"It is a high price," observed Selina.

"High! Mesdames have surely not regarded it closely. These are emeralds. Look well, ma chère Madame Dalreemp. Emeralds. It is the very cheapest bonnet—for its real value—that I have shown this season."

"I think I will try it on," cried Selina.

Madame was not backward to follow the thought. In a twinkling the bonnet was on Selina's head, and herself at the glass. Twitching the border and the flowers, twitching her own hair, she at length turned round with a radiant face, blushing in its conscious beauty, as she spoke to Mrs. Cleveland.

"Is it not a sweet bonnet?"

"If you do not take it, it will be a sin against yourself," interposed the bonnet's present owner. "You never looked so well in all your life, Madame Dalreemp. Your face does set off that chapeau charmingly."

"I will take it," decided Selina. "What did you say it was? Fifteen guineas?"
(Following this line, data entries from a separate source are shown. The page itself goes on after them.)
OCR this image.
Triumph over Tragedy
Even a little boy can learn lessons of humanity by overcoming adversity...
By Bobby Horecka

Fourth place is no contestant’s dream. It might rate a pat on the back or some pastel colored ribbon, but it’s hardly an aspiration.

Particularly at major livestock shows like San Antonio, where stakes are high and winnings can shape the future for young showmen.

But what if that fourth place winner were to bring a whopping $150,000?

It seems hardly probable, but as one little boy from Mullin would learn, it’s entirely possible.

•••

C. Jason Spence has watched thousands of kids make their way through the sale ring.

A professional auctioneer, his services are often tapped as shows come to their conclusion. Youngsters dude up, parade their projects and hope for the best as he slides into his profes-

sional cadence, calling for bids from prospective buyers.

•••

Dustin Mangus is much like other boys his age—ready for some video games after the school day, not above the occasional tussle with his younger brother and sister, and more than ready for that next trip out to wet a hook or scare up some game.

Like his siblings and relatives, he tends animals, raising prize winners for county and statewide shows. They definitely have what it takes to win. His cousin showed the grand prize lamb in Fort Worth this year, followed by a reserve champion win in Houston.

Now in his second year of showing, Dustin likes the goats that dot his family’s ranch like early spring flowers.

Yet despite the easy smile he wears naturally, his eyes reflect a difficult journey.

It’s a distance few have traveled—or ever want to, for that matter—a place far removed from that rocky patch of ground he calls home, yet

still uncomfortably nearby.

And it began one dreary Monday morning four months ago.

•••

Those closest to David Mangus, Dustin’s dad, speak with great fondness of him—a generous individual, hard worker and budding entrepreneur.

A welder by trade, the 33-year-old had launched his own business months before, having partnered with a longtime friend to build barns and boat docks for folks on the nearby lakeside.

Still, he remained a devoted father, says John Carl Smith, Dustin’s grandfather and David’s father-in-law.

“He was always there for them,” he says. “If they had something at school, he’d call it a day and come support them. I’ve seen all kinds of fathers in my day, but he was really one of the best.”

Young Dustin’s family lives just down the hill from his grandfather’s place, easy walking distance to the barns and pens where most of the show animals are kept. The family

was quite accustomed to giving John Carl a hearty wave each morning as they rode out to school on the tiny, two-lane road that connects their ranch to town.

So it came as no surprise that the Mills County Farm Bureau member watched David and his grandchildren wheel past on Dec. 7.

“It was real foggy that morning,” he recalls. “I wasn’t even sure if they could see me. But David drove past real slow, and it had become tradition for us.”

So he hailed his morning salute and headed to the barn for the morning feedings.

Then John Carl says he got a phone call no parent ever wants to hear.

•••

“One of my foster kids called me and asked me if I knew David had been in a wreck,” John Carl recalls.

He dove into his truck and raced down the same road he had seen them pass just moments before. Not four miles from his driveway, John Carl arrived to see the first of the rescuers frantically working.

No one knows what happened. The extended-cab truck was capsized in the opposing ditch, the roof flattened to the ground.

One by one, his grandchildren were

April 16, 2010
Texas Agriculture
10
"Thirteen, madam; only thirteen. Ah! but it is cheap!"

Mrs. Cleveland bought the mantle Selina had designated as dowdy, and a bonnet equally so. Selina told her they were frightful; fit for an almshouse.

"My dear, they are quiet, and will wear well. I cannot afford more than one new bonnet in a season. As to a mantle, it generally lasts me three or four years."